• Naoki Otani, Hiroshi Nawashiro, Shinji Fukui, Namiko Nomura, and Katsuji Shima.
• Department of Neurosurgery, National Defense Medical College, Tokorozawa, Japan. grd1405@gr.ndmc.ac.jp
• J. Neurotrauma. 2002 Dec 1;19(12):1587-96.

AbstractMitogen-activated protein kinases (MAPK) play a crucial role in signal transduction that regulates gene expression through transcriptional factor activity.
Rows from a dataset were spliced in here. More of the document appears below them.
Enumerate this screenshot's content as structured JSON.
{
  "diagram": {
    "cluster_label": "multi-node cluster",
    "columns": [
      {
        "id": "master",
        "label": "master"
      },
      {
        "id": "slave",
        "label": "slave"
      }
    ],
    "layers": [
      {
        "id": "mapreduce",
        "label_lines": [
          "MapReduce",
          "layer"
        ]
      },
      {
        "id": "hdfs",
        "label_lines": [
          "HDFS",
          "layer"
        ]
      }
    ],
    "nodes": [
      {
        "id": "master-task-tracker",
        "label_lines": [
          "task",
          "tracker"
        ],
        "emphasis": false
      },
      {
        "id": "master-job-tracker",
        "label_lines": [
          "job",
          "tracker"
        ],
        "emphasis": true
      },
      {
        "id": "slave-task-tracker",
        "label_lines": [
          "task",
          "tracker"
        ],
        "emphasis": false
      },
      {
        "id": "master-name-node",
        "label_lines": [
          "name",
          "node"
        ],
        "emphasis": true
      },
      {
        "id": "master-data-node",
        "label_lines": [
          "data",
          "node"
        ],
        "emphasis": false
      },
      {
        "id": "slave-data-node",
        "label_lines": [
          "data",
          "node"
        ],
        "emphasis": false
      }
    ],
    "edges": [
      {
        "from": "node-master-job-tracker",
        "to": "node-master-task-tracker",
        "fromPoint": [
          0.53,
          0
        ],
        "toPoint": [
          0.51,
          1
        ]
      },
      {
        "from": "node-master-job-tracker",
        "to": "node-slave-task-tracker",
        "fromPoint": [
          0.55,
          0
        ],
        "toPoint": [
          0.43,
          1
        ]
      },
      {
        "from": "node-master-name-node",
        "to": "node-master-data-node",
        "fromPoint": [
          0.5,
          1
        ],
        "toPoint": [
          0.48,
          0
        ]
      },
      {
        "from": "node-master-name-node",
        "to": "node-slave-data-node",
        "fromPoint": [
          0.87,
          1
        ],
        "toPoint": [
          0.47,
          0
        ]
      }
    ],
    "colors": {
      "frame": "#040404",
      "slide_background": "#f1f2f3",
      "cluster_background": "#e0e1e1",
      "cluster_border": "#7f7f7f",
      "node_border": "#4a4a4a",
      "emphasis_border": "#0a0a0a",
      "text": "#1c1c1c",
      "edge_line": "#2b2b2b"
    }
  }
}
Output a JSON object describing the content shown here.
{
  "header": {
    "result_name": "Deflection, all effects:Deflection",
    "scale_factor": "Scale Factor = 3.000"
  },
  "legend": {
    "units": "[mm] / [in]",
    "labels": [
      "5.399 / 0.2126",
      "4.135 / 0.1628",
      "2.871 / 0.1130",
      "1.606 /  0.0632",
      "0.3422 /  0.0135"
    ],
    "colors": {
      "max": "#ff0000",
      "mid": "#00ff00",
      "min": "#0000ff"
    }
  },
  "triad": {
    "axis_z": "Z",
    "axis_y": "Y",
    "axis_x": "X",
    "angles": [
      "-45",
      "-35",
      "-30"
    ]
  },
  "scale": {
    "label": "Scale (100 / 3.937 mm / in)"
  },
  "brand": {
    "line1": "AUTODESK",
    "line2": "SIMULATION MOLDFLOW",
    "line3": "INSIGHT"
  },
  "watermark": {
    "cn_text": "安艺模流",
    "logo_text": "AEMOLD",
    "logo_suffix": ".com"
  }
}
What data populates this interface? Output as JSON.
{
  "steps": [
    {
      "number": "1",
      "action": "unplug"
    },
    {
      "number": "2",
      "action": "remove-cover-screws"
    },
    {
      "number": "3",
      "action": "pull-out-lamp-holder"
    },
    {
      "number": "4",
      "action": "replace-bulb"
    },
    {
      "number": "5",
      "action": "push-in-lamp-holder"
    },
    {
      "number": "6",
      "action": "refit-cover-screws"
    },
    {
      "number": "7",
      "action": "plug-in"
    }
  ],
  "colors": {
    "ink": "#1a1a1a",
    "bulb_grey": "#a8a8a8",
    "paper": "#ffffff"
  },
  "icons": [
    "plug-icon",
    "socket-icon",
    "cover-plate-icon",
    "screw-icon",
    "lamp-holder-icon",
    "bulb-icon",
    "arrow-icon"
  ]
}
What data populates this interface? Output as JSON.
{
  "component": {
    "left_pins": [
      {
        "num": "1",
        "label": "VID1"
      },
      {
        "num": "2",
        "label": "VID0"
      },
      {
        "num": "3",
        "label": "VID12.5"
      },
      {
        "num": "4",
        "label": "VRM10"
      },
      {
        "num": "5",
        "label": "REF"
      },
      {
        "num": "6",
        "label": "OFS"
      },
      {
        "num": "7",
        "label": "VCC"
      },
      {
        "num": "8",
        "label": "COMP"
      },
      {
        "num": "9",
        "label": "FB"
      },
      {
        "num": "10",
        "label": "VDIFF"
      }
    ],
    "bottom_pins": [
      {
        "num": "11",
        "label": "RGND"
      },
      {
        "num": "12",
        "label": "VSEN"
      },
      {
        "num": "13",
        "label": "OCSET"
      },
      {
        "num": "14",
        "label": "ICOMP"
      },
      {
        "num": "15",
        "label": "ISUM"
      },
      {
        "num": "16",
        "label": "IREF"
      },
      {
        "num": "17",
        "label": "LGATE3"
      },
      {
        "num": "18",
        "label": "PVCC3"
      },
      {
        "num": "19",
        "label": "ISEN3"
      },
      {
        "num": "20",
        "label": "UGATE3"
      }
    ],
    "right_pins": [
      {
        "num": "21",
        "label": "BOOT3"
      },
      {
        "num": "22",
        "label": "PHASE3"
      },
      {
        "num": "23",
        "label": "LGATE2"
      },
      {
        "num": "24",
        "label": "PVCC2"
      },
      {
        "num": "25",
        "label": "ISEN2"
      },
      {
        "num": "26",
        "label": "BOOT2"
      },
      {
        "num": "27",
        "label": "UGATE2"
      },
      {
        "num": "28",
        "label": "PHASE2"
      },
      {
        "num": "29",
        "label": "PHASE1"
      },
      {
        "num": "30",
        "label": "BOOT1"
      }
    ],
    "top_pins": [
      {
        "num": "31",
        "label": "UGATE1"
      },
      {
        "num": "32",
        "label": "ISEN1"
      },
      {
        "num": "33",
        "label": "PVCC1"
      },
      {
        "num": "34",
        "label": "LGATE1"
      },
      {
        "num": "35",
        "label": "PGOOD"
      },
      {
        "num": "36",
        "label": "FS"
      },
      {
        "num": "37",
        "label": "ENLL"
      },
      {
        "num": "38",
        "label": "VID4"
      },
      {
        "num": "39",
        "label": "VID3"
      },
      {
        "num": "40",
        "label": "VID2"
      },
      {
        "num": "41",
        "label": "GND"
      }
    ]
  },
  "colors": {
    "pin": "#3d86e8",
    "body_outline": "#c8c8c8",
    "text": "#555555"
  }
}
The purpose of this study was to investigate the temporal expression and topographic distribution of the activated MAPK pathways including extracellular signal-regulated protein kinase (ERK), c-Jun NH(2)-terminal kinase (JNK), and p38 MAPK following traumatic brain injury (TBI) in the cortex of the rat brain. Adult male Sprague-Dawley rats (300-400 g) were subjected to lateral fluid percussion injury of moderate severity (3.5-4.0 atm) using the Dragonfly device model (no. HPD-1700). Phosphorylated-MAPK protein levels were quantified using Western blot analysis. Topographic distribution of immunoreactivity for phosphorylated-MAPK was examined using immunohistochemistry. Our findings showed that TBI significantly increased the phosphorylated-ERK (p-ERK) and -JNK (p-JNK) levels, but not the -p38 (p-p38) protein levels in the cortex surrounding the injury site. The immunoreactivity for p-ERK and p-JNK immediately after TBI were localized in neurons. The immunoreactivity for p-JNK was uniformly but only transiently induced and returned to control levels 1 h after TBI. The immunoreactivity for p-ERK was confirmed up until 30 min after TBI in the superficial neuronal layers. Double immunostaining using a glial-specific marker demonstrated that p-ERK was prominent in astrocytes 6 h after TBI. The current results suggest that the ERK and JNK pathways, but not the p38 MAPK pathways are involved in signal transduction in the cortex following TBI.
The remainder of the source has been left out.